What the Senate is proposing is the usual Washington, D.C. process, and it is how we got into the current catastrophic spending-and-debt spiral that will destroy the federal government within the next seven or eight years if it continues: promise to cut tax rates after increasing spending, and then fail to cut tax rates. Then say, “Well, we tried.”
President Trump is not falling for the Senate GOP’s RINO offer to surrender to proponents of colossal government:
Trump is right. The process always should be to cut tax rates first and then to increase spending when the greater revenue starts to arrive—or better yet, pay down the government debt, which reduces inflation and upward pressure on interest rates. “One big beautiful bill” is definitely much better than “pay now for inevitably broken promises of future cuts in tax rates.” Best of all by far, however, is this: “cut spending now, cut tax rates now, and pay down debt now.”
It’s much more enjoyable to spend money than to earn it, of course, and it is much easier for politicians to lure votes by giving things to people than to promise not to take things away from them next year (which is what cutting tax rates does). The Biden administration took that to the extreme, openly buying votes from Democrat constituencies and punishing Republican voters, thus creating brutal budget deficits, as a chart in another article from Unleash Prosperity shows very well:
Federal spending increased by an amazing 15 percent in FY 2025, rising by $317 billion, according to the Congressional Budget Office (CBO), when the economy was growing, according to government reports. Meanwhile, the CBO expects receipts for the fiscal year to rise by 11 billion dollars over those from 2024, or 1 percent year-over-year.
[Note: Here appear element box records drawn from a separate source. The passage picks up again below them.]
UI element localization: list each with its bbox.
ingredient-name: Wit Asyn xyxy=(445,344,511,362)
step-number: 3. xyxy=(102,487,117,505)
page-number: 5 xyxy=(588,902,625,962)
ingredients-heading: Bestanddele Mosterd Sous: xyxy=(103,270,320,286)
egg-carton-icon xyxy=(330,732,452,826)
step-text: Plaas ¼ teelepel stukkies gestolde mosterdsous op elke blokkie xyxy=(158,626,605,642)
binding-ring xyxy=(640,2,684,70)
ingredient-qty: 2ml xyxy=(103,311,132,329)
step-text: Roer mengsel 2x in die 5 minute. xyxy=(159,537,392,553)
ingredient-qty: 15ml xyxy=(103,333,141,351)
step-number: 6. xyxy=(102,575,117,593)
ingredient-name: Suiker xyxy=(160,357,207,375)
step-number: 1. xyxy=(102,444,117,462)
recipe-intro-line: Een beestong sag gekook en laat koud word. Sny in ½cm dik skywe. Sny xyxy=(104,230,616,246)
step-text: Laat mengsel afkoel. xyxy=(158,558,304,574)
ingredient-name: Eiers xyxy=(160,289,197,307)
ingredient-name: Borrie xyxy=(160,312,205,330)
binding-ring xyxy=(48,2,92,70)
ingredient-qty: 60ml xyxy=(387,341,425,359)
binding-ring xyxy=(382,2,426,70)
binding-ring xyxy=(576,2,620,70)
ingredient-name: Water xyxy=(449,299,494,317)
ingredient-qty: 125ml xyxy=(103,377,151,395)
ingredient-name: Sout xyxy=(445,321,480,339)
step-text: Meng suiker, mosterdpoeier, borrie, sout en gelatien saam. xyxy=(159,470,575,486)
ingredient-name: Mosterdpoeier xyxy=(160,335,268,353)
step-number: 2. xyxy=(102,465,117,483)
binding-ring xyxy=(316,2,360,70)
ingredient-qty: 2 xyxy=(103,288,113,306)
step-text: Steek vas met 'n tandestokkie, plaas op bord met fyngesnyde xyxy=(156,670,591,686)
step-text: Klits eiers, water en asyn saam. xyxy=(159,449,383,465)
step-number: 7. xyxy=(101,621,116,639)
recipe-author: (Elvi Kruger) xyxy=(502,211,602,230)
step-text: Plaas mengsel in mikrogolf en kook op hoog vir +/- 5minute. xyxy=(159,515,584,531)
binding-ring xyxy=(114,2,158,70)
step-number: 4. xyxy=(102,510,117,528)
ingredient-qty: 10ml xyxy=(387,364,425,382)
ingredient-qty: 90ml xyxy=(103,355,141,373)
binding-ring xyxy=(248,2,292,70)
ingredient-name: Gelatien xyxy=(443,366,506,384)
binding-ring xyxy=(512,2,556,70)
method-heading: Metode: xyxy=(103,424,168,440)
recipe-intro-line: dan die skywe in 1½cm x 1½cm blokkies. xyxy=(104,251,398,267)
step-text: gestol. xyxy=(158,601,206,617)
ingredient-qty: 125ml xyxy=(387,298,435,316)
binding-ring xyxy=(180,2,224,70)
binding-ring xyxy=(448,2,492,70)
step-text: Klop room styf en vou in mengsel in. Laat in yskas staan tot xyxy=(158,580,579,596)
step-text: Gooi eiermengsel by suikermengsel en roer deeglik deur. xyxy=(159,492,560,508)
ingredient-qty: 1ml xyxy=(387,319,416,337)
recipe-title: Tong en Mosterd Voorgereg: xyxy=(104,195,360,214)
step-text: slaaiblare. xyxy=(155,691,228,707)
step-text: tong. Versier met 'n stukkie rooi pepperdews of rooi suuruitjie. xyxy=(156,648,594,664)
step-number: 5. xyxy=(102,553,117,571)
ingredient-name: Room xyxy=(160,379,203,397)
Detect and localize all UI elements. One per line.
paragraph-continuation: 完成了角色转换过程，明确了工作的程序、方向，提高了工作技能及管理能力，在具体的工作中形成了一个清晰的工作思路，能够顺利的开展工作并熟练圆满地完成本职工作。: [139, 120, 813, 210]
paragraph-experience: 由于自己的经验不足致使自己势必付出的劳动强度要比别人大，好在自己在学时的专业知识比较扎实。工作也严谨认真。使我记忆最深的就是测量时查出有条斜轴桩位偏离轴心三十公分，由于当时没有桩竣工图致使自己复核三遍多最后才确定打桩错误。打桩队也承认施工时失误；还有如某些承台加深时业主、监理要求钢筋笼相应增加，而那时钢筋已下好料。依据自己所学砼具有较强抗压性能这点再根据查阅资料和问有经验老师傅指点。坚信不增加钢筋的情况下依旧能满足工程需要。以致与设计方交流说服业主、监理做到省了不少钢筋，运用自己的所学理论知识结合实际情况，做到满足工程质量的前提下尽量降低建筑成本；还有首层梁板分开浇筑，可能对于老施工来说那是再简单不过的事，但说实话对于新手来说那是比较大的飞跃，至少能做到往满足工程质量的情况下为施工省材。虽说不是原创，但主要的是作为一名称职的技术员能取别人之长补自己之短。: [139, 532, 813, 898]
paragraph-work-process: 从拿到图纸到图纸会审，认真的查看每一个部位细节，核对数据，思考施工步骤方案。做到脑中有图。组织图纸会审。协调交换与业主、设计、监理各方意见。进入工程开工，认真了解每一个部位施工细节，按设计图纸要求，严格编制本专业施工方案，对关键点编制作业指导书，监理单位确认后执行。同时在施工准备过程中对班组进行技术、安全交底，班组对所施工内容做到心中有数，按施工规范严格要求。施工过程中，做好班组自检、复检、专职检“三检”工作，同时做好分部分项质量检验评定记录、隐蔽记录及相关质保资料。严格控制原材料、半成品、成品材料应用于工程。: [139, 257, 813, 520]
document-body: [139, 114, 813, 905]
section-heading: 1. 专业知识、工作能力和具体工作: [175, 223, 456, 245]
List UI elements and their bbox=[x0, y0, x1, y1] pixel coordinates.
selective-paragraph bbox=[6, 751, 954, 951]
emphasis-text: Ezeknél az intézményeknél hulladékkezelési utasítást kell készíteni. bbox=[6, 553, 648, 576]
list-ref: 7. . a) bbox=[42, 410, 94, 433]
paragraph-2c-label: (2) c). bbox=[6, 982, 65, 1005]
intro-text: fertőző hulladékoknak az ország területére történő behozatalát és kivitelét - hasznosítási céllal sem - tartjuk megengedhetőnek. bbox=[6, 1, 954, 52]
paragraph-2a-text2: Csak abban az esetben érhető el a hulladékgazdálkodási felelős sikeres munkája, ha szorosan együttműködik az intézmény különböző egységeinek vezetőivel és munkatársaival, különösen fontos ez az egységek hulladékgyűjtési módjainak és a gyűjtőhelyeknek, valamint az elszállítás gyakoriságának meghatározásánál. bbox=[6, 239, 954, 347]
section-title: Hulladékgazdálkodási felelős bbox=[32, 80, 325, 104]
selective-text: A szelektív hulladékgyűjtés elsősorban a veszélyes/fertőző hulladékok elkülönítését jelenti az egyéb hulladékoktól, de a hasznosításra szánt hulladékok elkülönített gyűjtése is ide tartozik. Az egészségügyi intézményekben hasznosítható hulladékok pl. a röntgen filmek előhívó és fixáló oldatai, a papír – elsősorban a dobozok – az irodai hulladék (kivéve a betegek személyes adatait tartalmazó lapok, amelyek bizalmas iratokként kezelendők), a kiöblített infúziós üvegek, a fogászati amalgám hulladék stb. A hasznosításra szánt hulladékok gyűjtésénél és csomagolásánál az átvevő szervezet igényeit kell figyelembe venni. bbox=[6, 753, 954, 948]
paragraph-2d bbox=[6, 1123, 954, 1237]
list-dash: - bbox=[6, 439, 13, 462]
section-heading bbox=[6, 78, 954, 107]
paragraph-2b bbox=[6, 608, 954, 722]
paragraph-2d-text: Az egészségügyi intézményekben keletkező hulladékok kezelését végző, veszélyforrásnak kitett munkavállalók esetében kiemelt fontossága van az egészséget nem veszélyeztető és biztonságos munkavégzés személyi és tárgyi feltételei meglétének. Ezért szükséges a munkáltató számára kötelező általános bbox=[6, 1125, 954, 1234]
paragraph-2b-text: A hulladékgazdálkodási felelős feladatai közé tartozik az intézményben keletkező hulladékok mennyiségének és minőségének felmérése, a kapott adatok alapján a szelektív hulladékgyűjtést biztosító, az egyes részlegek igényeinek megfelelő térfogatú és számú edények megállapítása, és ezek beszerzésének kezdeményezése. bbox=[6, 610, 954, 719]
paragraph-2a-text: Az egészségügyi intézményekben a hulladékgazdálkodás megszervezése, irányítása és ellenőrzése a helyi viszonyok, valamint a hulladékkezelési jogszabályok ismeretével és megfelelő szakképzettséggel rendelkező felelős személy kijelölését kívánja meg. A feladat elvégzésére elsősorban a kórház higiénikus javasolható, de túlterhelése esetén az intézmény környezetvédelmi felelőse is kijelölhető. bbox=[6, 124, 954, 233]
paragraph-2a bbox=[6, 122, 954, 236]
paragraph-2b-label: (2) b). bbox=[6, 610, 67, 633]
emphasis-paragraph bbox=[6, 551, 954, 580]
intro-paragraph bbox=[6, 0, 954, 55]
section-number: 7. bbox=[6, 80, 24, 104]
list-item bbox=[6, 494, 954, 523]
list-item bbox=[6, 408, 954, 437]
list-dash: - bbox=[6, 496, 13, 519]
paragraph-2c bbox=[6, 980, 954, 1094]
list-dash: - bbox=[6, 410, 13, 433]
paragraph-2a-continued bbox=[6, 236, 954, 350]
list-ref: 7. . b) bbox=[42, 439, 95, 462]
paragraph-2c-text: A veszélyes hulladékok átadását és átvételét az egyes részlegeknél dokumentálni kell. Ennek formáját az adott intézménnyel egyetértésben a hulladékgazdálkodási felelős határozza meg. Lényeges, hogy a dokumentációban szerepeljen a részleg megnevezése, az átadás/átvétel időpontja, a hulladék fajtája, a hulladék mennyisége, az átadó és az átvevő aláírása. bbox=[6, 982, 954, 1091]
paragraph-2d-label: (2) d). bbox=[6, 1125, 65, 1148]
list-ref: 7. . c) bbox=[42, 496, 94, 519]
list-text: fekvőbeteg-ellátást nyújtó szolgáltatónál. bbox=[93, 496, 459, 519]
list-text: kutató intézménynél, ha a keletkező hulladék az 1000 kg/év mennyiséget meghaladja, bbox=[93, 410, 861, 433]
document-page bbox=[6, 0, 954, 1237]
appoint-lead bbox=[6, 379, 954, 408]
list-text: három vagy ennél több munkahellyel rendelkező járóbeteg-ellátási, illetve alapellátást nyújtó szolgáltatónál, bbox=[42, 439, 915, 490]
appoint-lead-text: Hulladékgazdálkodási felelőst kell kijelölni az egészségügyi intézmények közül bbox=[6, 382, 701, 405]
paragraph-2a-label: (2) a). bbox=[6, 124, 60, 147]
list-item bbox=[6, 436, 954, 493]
Summary: federal revenue increased a little, and spending increased by a lot. That was the result of President Joe Biden’s last year in office.
Major spending increases were in Social Security (7 percent, because of the cost-of-living raise necessitated by Biden’s inflationary fiscal recklessness), Medicare (5 percent, ditto as to effects of Bidenflation), Medicaid (9 percent, ditto plus enrollment increases due to the ongoing effects of Biden’s cancelation of Trump’s modest cost-saving measures), refundable tax credits (i.e., welfare via recovery rebates, earned income tax credit, child tax credit, premium tax credits, and the American Opportunity Tax Credit; a 29 percent rise), and a 13 percent increase in interest on the public debt.
In addition, Homeland Security spending rose by 43 percent in response to Hurricanes Helene and Milton, for which Biden was not responsible as far as I know, although he did emit a record-breaking amount of hot air.
The reported budget deficit in December 2024 alone was $87 billion. The estimated deficit for January 2025 alone is $127 billion.
This is a spending problem, not a revenue problem. The Washington, D.C. establishment has not respected the notion of living within the nation’s means since the end of Newt Gingrich’s tenure as Speaker of the House in 1999.
The only rational response is simple: cut spending.